Finalmente, un tercer psicólogo norteamericano, George Vailliant utilizó otro
método, llamado investigación “longitudinal”: a lo largo de 38 años observó la
vida de 268 egresados de la universidad de Harvard, habiendo comenzado el trabajo
cuando él mismo y sus sujetos eran aún jóvenes. Las personas seleccionadas para
la investigación respondían a determinados cuestionarios cada seis meses o un
año.
La
observación, el cuestionario, la entrevista son métodos tradicionales de la
psicología. Pero esta lista puede continuar: tests psicométricos, experimentos
de constatación y de formación (de enseñanza), caracterizaciones psicológicas
(método sintético), análisis de las biografías, anamnesis, diarios, correspondencia,
autobiografías, encuestas, informes verbales, memorias: todos estos métodos y
muchos otros se encuentran a disposición del psicólogo contemporáneo que
estudia el desarrollo de la personalidad; puede utilizar todo el arsenal de
métodos y procedimientos psicológicos.
Parecería
que con ayuda de todos estos métodos científicos, los psicólogos deberían haber
aclarado hace tiempo las características normativas de la actividad del hombre
y estar en condiciones de establecer las características normativas de las
distintas edades y sus desviaciones.
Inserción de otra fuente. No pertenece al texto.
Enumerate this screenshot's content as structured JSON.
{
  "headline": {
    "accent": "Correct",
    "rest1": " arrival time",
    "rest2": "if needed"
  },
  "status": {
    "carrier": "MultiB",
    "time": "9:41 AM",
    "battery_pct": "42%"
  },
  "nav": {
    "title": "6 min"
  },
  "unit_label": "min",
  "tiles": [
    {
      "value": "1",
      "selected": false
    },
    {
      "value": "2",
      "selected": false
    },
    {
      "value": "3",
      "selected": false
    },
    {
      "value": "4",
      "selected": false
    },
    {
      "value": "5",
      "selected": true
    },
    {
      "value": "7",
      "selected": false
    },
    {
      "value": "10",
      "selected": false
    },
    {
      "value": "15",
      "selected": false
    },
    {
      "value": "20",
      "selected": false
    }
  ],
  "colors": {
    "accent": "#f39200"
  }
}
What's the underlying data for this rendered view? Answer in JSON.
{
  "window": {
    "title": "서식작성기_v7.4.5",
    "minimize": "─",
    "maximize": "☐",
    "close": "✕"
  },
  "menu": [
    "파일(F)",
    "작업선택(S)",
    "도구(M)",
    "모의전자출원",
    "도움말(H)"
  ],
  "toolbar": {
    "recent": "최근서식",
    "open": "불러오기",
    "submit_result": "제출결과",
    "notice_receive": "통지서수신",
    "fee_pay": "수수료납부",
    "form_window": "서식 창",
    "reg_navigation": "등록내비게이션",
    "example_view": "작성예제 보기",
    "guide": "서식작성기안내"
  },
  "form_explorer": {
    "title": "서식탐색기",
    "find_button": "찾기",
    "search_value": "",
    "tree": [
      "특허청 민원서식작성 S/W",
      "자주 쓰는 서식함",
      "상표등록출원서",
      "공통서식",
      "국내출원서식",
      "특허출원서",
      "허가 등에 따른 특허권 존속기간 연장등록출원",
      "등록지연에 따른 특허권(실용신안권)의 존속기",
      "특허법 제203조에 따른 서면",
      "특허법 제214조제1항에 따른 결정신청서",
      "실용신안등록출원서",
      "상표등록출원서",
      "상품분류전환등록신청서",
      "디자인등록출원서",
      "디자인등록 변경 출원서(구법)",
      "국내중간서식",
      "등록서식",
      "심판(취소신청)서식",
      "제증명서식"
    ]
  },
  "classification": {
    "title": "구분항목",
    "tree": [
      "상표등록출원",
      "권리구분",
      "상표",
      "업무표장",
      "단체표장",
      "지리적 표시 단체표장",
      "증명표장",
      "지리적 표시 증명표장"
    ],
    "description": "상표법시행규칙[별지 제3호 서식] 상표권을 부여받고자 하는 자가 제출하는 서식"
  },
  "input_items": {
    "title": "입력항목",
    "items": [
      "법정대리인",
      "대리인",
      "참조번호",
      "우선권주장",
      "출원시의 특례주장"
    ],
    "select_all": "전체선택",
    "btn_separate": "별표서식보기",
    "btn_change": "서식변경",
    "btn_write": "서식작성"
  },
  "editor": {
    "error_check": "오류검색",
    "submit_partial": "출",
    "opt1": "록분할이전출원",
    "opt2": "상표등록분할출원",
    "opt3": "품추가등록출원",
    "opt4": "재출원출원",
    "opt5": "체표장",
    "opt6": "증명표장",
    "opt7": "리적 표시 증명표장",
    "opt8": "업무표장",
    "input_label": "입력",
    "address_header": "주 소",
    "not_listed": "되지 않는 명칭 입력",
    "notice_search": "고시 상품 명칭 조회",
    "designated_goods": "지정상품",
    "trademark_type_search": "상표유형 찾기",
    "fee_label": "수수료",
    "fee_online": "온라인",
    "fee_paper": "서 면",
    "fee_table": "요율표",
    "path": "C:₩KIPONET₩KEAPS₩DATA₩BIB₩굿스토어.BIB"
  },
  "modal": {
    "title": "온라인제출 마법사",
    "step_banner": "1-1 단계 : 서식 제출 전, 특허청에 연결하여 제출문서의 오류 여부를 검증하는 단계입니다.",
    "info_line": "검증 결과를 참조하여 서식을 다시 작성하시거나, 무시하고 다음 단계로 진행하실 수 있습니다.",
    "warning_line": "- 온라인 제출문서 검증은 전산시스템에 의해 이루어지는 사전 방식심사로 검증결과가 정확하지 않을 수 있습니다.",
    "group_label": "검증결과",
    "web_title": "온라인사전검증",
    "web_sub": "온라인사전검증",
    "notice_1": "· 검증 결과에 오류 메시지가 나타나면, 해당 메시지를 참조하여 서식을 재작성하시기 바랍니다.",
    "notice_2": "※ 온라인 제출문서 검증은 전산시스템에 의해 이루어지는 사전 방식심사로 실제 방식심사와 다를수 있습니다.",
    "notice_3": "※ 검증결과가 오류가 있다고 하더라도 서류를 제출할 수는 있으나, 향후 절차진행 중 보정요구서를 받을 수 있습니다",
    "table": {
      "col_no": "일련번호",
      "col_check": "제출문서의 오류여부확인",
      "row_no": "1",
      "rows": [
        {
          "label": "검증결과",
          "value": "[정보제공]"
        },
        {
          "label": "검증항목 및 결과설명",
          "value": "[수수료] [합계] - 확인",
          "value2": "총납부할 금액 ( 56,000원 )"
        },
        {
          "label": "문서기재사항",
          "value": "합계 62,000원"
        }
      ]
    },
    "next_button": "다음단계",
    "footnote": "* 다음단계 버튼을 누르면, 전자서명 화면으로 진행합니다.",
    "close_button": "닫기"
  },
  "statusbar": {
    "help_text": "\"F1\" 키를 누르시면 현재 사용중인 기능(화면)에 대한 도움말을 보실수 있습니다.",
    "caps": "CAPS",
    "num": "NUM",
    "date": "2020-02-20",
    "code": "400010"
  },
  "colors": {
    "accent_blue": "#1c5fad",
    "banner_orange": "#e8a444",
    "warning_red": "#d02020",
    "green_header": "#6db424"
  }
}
A primera vista y basándonos en cl
material que hemos expuesto, deberíamos haber formulado algunas normas de la
actividad. En parte lo hicimos cuando dijimos que en la infancia preescolar lo
normal es el desarrollo de la personalidad en cl juego, que lleva a la
estructuración de determinadas neoformaciones psicológicas. Sin embargo, en
este terreno no es posible hacer afirmaciones categóricas, porque el carácter
normal de la actividad y de la personalidad siempre es relativo. Aclaremos
este asunto.
Alexéi
Leóntiev, cuyos trabajos hemos citado reiteradamente, al analizar el
desarrollo ontogenético de la personalidad señaló que en el proceso de
asimilación de los procedimientos universales de acción con los objetos, en
cuyo curso tiene lugar el desarrollo psíquico, el hombre realiza con las herramientas,
con los instrumentos, con los objetos teóricos “una actividad práctica o
cognoscitiva que es adecuada (aunque no idéntica) a la actividad humana en
ellos encarnada’. A. Leóntiev aclaró un tanto su idea: “... La relación
adecuada del hombre hacia el instrumento se expresa ante todo en que aquél se
apropia (práctica o teóricamente, sólo en su significado) de las operaciones
encarnadas en el objeto, desarrollando así las capacidades humanas” . El
carácter adecuado consiste en la correspondencia con el modelo (o norma de la
actividad) plasmado en el contenido objetal. Pero ¿qué significa esta aclaración
sobre la “no identidad” del modelo y de la actividad para asimilarlo? A nuestro
juicio, esto no es una aclaración, sino un momento fundamental del enfoque
para el que la actividad constituye el principio explicativo del proceso de
desarrollo psíquico; si no se tiene en cuenta ese momento fundamental no es
posible interpretar correctamente dicha concepción. La esencia del asunto es la
siguiente: aunque la apropiación de los procedimientos universales de acción
(de las capacidades) tiene lugar sobre la base de los modelos históricamente
elaborados de actividad, ni el proceso ni el resultado de esta asimilación
son idénticos al procedimiento universal de acción, aunque son adecuados a
éste. En forma más categórica podemos decir que al asimilar cl modelo, el
hombre no lo reproduce, sino que lo crea de nuevo y, a veces, la creación no
resulta igual al modelo. Para hablar estrictamente, en el curso de su desarrollo
como personalidad el hombre no asimila nada, si se entiende por asimilación la
reproducción del modelo, sino que crea de nuevo este modelo según el motivo que
se encuentra en el contenido de la actividad objetal. Cada acción objetal, por
más adecuada que sea al modelo, siempre es única. En esto consiste la base,
desde el punto de vista de la actividad, del proceso de autodesarrollo personal
en el cual el individuo crea continuamente su mundo, lo compara con el medio
objetal en el que vive y que ha sido elaborado y asimilado en el proceso de
antropogénesis y en la historia de la humanidad. Incluso cuando parece que el
hombre sólo imita determinada forma de actividad y de personalidad, de
cualquier manera, él incluye en este acto la actividad de su personalidad y
transforma así la norma en base pasiva para modificarse a sí mismo.
En esto
consiste la posición ambivalente de las formas normativas de la actividad, las
que en todo momento se encuentran bajo la amenaza de destrucción, cambio,
transformación en alguna otra cosa. En este sentido la norma siempre existe...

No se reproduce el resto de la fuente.